On The Homotopy Type of Higher Orbifolds and Haefliger Classifying Spaces

TL;DR

This paper develops methods to associate a homotopy type to higher orbifolds and stacks, providing new presentations for classifying spaces and generalizing Segal's theorem for foliation groupoids.

Contribution

It introduces new techniques to compute the weak homotopy type of higher stacks and orbifolds, extending existing results to broader classes of groupoids and stacks.

Findings

New presentation for the homotopy type of classifying spaces of orbifolds.

Generalization of Segal's theorem to symplectic and metric foliation groupoids.
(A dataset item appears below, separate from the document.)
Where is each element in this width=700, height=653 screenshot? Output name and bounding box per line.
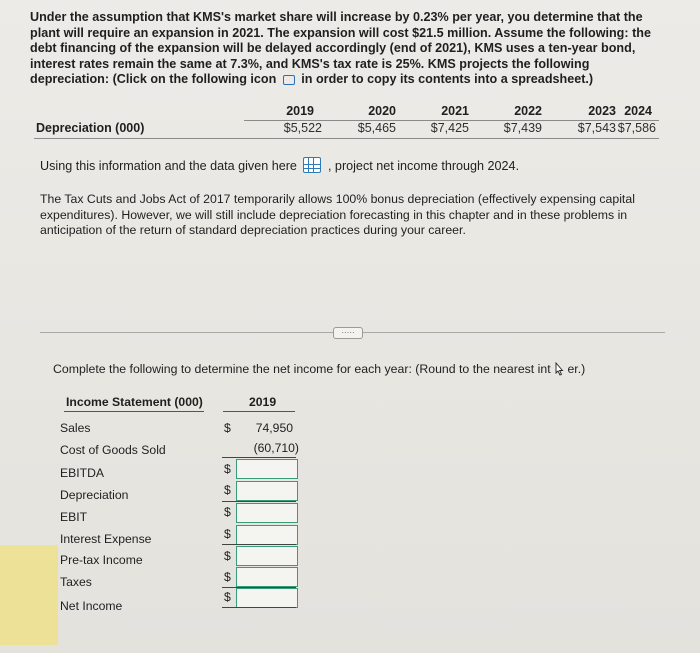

Simplified proof of Segal's original theorem.

Abstract

We describe various equivalent ways of associating to an orbifold, or more generally a higher \'etale differentiable stack, a weak homotopy type. Some of these ways extend to arbitrary higher stacks on the site of smooth manifolds, and we show that for a differentiable stack X arising from a Lie groupoid G, the weak homotopy type of X agrees with that of BG. Using this machinery, we are able to find new presentations for the weak homotopy type of certain classifying spaces. In particular, we give a new presentation for the Borel construction of an almost free action of a Lie group G on a smooth manifold M as the classifying space of a category whose objects consists of smooth maps R^n to M which are transverse to all the G-orbits, where n=dim M - dim G. We also prove a generalization of Segal's theorem, which presents the weak homotopy type of Haefliger's groupoid $\Gamma^q$ as the classifying space of the monoid of self-embeddings of R^q, and our generalization gives analogous presentations for the weak homotopy type of the Lie groupoids $\Gamma^{Sp}_{2q}$ and $R\Gamma^q$ which are related to the classification of foliations with transverse symplectic forms and transverse metrics respectively. We also give a short and simple proof of Segal's original theorem using our machinery.